6:15 PM - 7:30 PM
[SSS01-P01] Overview of Widespread Seismicity Changes inland Japan Following the 2011 Tohoku-Oki Earthquake and Its Interpretation
Keywords:2011 Tohoku-Oki earthquake, Seismicity change, Static and dynamic stress changes, Pore fluid pressure change, Postseismic slip, Viscoelastic effects
In the Tohoku region, significant increases in seismicity rate were observed in N. and S. Akita, SW off Oga peninsula, and Yamagata/Fukushima boundary area as well as other surrounding areas. The most activated area was the Ibaraki/Fukushima boundary area where shallow normal-faulting earthquakes abruptly began to occur. On the other hand, swarm-like activity in the south of Lake Inawashiro suddenly terminated following the Tohoku-Oki earthquake. In addition, aftershock activities in the source regions of recent large earthquakes such as the 2008 Iwate-Miyagi earthquake (MJMA7.0) have been suppressed. Focal mechanism distributions also showed significant changes in the shallow crust of the Tohoku region; strike-slip and normal-faulting earthquakes were activated following the Tohoku-Oki earthquake, while thrust-faulting earthquakes, which had been predominant due to the compression in the E-W direction, were deactivated.

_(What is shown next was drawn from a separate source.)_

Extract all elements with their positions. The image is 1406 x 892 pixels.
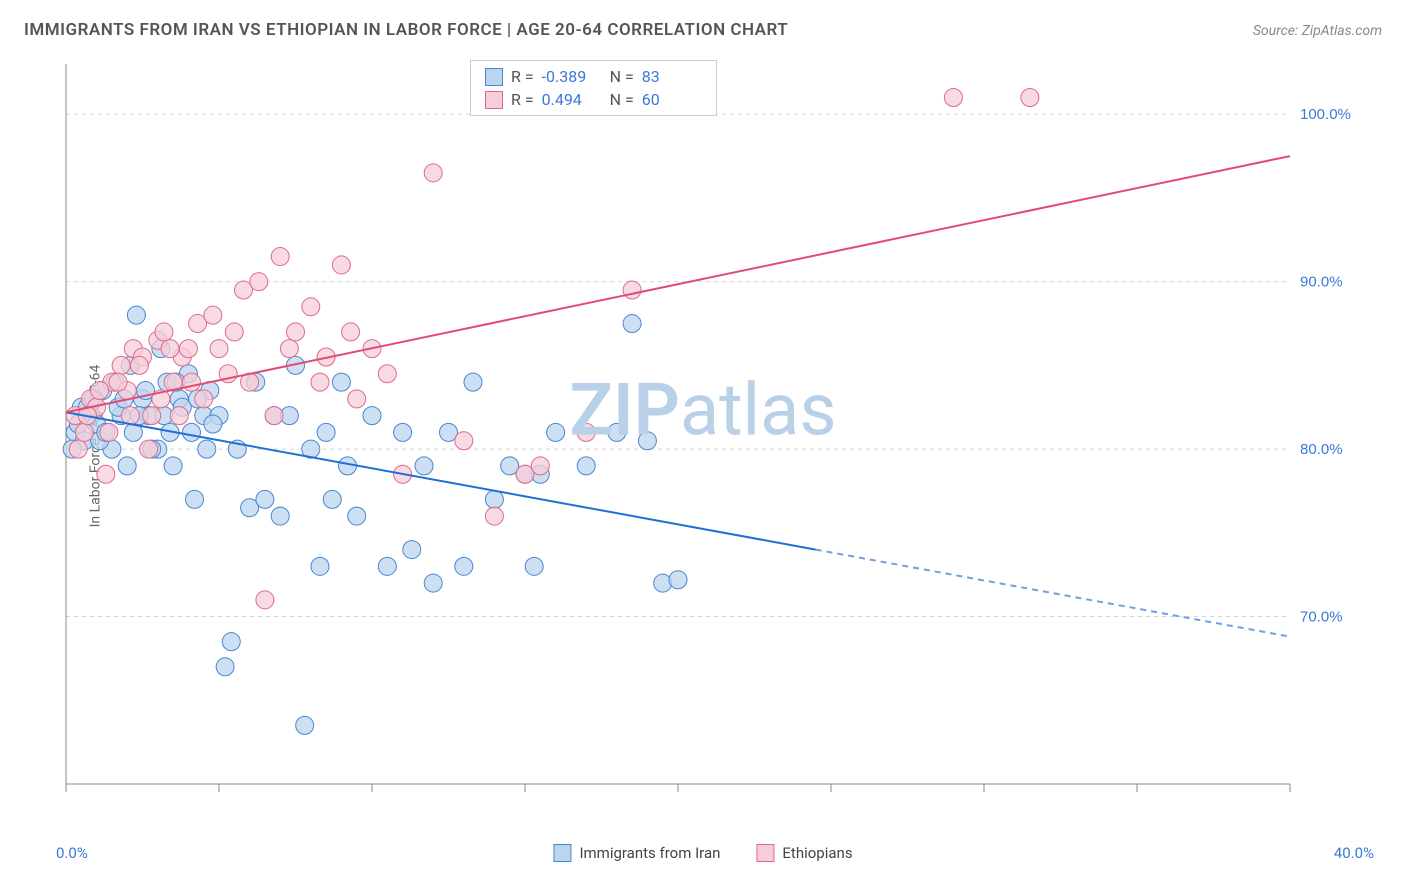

In the Kanto region, abrupt increases in seismicity rate of the shallow crustal areas were typically observed in the Tochigi/Gunma and Ibaraki/Chiba boundary areas, SE Chiba near Choshi City, N. Tokyo Bay area, SE part of Boso peninsula, Tanzawa, Hakone, and Izu areas. Furthermore, two moderate earthquakes (the earthquake near the prefectural boundary between Nagano and Niigata (MJMA6.7) on March 12th and the earthquake in the E. Shizuoka prefecture (MJMA6.2) on March 15th) occurred. At intermediate depths, interplate earthquakes associated with the subduction of the Philippine Sea Plate (PHS) and the Pacific Plate (PAC) were activated, especially in SW Ibaraki, NE, NW, and SE Chiba areas. Belt-like seismicity that extended from the S. Miura Peninsula to the SW off Chiba area through the S. Boso peninsula, at a depth of 60-70 km, was also activated.
The most plausible factor which caused the changes in seismicity is the static changes in the Coulomb stress transferred by the Tohoku-Oki earthquake which make it possible to retrospectively forecast the changes in seismicity on some level. However, some activated seismicity showed clear counter-evidence. A typical example is a thrust-faulting earthquake sequence which started one week after the mainshock in Yamagata/Fukushima boundary area. The calculated stress changes were negative for most of focal mechanisms of post-Tohoku earthquakes.
Many remotely triggered local events, whose origin times are well coincided with the arrival of seismic waves from the Tohoku-Oki earthquake, suggest that dynamic stress changes due to the passage of seismic waves also contribute seismicity changes. Some swarm-like activities induced by the Tohoku-Oki earthquake such as those in the Yamagata/Fukushima boundary clearly show temporal expansion of the focal area, which is attributed to fluid diffusion. It suggests that pore fluid pressure changes are another possible factor because decreases in failure strength due to increases in pore fluid pressure can also enhance the faulting. The contribution of indirectly triggered earthquakes might be very important in some areas because stress changes imparted by neighboring indirect aftershocks could be comparable with or larger than those from a distant mainshock. Postseisimc slip now observed by GEONET and viscoelastic effect would play an important role for long-term seismicity rate change.
This study was supported by the Special project for reducing vulnerability for urban mega earthquake disasters from the Ministry of Education, Culture, Sports, Science and Technology of Japan.